À la fin de ses études de journalisme, Isabella Losada de Armas prend conscience que rien ne compte plus pour elle que la cuisine. Se former aux États-Unis ou en France ? Une de ses cousines, installée à Lyon, lui parle de l'institut Bocuse. L'idée de vivre en France lui plaît bien. En 1998, elle quitte le Venezuela pour Lyon. À l'issue de sa formation, malgré son envie de revenir au pays et d'étudier le renouveau culinaire qui se met en place en Amérique du Sud, elle opte pour la France qui lui offre des avantages pour s'initier au métier. Après un stage chez La Mère Brazier à Lyon où elle approfondit les bases de la cuisine classique, elle part au Ritz Carlton de Barcelone pour huit mois. Chez Il Cortile (Paris VIIIe), elle apprend la rigueur selon Alain Ducasse, puis chez Bon (Paris XVIe) et au Pure Café (Paris XIe), avant de partir cuisiner dans le Médoc pour des vignerons dans les châteaux.

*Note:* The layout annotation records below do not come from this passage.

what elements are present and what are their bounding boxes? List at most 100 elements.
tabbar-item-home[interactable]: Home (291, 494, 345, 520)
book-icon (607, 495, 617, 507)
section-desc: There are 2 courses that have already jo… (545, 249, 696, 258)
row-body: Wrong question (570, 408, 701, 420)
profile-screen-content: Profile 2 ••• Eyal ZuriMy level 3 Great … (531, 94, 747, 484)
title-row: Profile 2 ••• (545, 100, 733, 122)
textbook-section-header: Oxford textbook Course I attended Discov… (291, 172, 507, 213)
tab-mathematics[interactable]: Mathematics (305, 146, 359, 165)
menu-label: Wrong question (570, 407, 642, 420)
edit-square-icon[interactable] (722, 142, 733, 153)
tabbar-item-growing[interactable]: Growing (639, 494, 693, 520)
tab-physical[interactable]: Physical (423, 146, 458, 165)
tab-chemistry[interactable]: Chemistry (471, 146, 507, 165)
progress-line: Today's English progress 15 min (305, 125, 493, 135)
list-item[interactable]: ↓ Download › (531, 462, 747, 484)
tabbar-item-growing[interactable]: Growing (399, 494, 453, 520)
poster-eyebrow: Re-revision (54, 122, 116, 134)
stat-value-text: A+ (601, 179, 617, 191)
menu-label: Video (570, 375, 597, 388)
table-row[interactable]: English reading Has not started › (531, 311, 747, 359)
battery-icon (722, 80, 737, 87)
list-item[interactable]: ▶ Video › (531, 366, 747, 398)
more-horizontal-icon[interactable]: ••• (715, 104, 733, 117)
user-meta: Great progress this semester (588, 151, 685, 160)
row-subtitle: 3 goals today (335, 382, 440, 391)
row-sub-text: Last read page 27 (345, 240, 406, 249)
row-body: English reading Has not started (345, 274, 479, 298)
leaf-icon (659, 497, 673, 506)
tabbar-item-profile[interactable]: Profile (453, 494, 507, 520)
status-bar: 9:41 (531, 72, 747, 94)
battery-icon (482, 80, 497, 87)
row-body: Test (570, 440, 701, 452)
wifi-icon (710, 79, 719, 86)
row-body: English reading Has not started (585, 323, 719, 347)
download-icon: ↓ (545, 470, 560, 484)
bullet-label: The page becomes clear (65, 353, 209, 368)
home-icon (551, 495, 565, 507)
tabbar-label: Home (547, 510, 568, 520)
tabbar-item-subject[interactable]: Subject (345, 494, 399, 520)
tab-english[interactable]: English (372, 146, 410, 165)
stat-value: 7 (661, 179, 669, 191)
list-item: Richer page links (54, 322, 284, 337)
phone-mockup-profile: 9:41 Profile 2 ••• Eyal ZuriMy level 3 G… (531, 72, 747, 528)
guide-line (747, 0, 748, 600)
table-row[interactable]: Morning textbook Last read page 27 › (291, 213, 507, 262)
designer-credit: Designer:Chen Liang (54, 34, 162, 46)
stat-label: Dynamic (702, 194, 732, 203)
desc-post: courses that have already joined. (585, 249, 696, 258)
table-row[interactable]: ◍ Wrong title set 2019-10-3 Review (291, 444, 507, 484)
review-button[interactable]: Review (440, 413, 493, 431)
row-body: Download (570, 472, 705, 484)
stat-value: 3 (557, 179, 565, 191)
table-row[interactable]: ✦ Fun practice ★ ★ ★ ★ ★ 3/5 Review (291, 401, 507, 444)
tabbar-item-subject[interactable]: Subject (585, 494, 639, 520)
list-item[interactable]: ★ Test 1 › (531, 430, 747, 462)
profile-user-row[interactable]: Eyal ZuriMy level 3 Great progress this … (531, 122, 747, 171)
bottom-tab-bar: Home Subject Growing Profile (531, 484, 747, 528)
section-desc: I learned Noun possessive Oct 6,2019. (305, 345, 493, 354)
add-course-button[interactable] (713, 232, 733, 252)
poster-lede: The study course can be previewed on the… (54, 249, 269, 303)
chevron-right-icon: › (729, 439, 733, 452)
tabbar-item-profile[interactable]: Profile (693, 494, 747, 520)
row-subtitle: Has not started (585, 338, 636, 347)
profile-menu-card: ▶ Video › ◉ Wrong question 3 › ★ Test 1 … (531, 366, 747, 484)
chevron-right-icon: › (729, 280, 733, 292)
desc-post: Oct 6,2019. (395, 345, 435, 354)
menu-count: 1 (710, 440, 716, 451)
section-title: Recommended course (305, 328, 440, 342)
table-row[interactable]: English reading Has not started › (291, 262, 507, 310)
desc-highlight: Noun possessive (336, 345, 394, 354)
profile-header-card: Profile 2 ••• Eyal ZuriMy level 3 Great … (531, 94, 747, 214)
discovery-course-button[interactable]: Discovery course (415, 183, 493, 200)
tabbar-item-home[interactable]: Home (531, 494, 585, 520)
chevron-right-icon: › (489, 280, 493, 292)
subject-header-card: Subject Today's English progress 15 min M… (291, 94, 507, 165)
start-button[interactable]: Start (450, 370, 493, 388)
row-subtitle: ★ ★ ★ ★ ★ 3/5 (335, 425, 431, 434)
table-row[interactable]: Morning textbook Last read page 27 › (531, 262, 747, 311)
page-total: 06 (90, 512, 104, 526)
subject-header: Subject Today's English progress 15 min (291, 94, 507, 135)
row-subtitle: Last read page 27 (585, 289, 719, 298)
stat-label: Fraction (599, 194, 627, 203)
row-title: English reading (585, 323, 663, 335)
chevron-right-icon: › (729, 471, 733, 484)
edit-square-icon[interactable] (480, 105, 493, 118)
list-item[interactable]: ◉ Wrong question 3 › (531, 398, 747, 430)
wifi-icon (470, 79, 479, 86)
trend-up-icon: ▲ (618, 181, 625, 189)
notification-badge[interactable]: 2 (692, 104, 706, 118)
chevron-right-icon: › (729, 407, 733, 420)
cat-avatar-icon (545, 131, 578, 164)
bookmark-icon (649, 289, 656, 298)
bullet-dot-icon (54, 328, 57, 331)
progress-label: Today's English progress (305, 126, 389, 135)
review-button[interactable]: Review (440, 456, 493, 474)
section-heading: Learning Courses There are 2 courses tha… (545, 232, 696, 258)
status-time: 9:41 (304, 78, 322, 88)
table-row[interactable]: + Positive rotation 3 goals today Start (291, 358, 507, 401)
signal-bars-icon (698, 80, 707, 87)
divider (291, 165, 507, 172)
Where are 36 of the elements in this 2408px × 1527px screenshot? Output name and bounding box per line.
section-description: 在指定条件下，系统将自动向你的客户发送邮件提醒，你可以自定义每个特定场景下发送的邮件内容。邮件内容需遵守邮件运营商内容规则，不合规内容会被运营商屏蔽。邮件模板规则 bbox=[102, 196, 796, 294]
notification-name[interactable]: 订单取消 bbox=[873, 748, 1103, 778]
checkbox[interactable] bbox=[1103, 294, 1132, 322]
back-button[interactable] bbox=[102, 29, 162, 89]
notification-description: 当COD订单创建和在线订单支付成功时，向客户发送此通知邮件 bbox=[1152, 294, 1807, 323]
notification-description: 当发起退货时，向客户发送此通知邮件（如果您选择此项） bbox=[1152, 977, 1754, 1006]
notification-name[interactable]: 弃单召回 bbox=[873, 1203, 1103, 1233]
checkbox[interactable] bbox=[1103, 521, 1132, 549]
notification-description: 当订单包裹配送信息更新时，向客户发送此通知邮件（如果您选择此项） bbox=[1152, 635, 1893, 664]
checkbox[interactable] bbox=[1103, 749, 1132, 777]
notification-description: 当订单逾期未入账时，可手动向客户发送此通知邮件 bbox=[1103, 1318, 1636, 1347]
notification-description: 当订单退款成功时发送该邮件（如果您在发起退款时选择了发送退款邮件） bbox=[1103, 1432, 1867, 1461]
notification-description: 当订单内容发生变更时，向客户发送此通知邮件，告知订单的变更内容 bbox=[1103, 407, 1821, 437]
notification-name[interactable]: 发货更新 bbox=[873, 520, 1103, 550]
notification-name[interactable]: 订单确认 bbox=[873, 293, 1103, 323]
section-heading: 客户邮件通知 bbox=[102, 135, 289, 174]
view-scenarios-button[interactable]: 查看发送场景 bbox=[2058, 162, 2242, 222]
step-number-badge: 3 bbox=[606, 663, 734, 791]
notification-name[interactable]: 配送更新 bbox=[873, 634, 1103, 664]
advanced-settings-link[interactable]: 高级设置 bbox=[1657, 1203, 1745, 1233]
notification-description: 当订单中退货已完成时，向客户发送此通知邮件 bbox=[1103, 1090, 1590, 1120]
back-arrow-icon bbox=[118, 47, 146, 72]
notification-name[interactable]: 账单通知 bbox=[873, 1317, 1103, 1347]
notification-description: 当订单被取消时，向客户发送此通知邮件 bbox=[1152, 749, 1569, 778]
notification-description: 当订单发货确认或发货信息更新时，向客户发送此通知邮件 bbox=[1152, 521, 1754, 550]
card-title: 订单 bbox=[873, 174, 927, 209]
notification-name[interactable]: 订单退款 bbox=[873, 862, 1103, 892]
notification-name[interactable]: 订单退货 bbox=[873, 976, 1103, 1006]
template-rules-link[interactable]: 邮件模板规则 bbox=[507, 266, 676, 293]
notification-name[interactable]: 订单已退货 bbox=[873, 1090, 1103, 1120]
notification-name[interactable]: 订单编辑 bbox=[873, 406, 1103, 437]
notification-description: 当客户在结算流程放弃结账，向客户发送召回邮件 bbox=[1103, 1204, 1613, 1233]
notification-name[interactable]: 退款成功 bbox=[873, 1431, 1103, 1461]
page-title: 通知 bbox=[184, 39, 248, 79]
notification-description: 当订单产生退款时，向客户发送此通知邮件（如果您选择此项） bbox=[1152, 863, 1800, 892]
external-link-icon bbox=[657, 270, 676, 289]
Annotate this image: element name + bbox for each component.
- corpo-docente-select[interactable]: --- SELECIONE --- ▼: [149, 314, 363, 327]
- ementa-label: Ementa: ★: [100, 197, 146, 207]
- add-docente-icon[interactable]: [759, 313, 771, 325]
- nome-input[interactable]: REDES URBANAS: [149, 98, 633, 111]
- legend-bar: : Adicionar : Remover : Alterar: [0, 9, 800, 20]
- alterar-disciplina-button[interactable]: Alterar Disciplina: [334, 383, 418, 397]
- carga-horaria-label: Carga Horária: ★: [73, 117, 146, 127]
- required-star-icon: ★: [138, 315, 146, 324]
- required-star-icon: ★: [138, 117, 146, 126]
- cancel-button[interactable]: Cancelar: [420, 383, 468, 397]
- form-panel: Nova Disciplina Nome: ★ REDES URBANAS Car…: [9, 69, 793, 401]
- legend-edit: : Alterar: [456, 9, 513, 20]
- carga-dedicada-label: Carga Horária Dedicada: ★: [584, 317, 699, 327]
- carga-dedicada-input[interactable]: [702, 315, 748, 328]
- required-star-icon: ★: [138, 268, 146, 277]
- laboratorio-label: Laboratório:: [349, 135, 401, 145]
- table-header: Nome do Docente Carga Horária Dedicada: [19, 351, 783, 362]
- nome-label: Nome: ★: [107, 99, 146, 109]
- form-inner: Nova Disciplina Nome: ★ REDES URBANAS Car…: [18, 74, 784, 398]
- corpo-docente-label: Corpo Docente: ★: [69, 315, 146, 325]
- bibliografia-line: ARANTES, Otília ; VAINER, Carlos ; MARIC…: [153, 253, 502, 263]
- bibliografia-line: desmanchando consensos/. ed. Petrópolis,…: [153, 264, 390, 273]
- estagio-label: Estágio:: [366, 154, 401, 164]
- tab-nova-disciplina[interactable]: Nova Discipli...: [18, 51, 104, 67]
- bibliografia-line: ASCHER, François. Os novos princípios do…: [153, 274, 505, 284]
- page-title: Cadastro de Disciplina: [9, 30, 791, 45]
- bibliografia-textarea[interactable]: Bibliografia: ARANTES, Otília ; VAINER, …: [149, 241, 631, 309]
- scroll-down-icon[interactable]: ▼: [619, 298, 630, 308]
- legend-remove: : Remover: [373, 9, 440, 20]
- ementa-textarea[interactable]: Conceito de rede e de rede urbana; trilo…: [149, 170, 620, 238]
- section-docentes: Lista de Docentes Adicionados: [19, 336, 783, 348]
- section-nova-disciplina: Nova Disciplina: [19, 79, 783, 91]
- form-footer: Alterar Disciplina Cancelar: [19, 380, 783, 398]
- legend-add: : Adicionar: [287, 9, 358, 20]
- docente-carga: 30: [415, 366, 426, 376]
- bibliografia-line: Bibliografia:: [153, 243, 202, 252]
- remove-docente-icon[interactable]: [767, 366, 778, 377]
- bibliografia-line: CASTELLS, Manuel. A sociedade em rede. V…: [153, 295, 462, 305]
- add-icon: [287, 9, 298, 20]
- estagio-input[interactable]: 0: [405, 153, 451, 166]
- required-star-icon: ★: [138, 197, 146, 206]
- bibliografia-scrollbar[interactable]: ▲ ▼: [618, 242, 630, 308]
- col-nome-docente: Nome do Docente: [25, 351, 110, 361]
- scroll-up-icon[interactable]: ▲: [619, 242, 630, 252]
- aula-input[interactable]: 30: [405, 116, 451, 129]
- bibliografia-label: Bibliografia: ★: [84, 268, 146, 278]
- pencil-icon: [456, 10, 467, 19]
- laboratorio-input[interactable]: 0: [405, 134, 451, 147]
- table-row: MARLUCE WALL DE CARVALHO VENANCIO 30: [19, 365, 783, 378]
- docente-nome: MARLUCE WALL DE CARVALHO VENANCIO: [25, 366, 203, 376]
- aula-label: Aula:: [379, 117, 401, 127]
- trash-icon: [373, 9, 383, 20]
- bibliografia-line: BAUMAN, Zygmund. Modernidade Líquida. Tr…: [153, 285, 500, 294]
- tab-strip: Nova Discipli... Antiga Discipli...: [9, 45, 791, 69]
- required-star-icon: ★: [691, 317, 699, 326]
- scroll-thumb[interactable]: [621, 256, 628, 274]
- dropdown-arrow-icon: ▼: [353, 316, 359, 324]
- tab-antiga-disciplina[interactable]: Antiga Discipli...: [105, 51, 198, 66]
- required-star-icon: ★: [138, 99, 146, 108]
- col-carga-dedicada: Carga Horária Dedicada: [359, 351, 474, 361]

Elle commence à entrevoir sa propre cuisine et ses particularités. L'envie d'ouvrir un restaurant se fait ressentir, mais à Paris, car les grandes villes en province ne se montrent pas toujours sous un jour 'cosmopolite' et la jeune femme dit ne pas s'y sentir à sa place en tant que Vénézuélienne. Professeur de français et d'anglais dans les lycées, notamment hôteliers, Florence Hertgen est passionnée par la transmission. Elle et Isabella sont amies depuis longtemps. Lorsqu'Isabella revient à Paris, elles décident d'ouvrir ensemble un restaurant pour "faire à manger, s'amuser et donner du plaisir aux gens".
Féministes dans l'âme
Florence Hertgen est en salle, Isabella Losada de Armas en cuisine, où elle est secondée par un apprenti. Quand celui-ci raconte qu'il apprend la pêche melba ou la concassée de tomates à l'école en plein décembre, la chef, qui se définit comme une radicale des saisons, avoue sa crispation. Aussi ne manque-t-elle pas de lui faire découvrir le plaisir de cuisiner les produits en saison et au meilleur de leur qualité. Eat Intuition est ouvert au dîner du mardi au samedi et au déjeuner jeudi et vendredi. "Je garde la liberté de faire autre chose comme de la photo et du dessin", explique la jeune femme, qui a besoin de s'évader pour reprendre avec toujours autant de plaisir le service en cuisine. Féministes dans l'âme, les deux partenaires ont élaboré une carte de vins de vigneronnes uniquement. Ce choix de mettre en avant des vins de femmes remonte à l'époque où Isabella Losada de Armas travaillait dans les vignobles du Médoc où elle a pu parfois constater un machisme ambiant. Sans oublier la collaboration avec Madame Hissada, fromagère d'origine japonaise installée à Paris. Non seulement elle lui fournit les chèvres de la saison, mais également des yuzu frais, arrivés du Japon.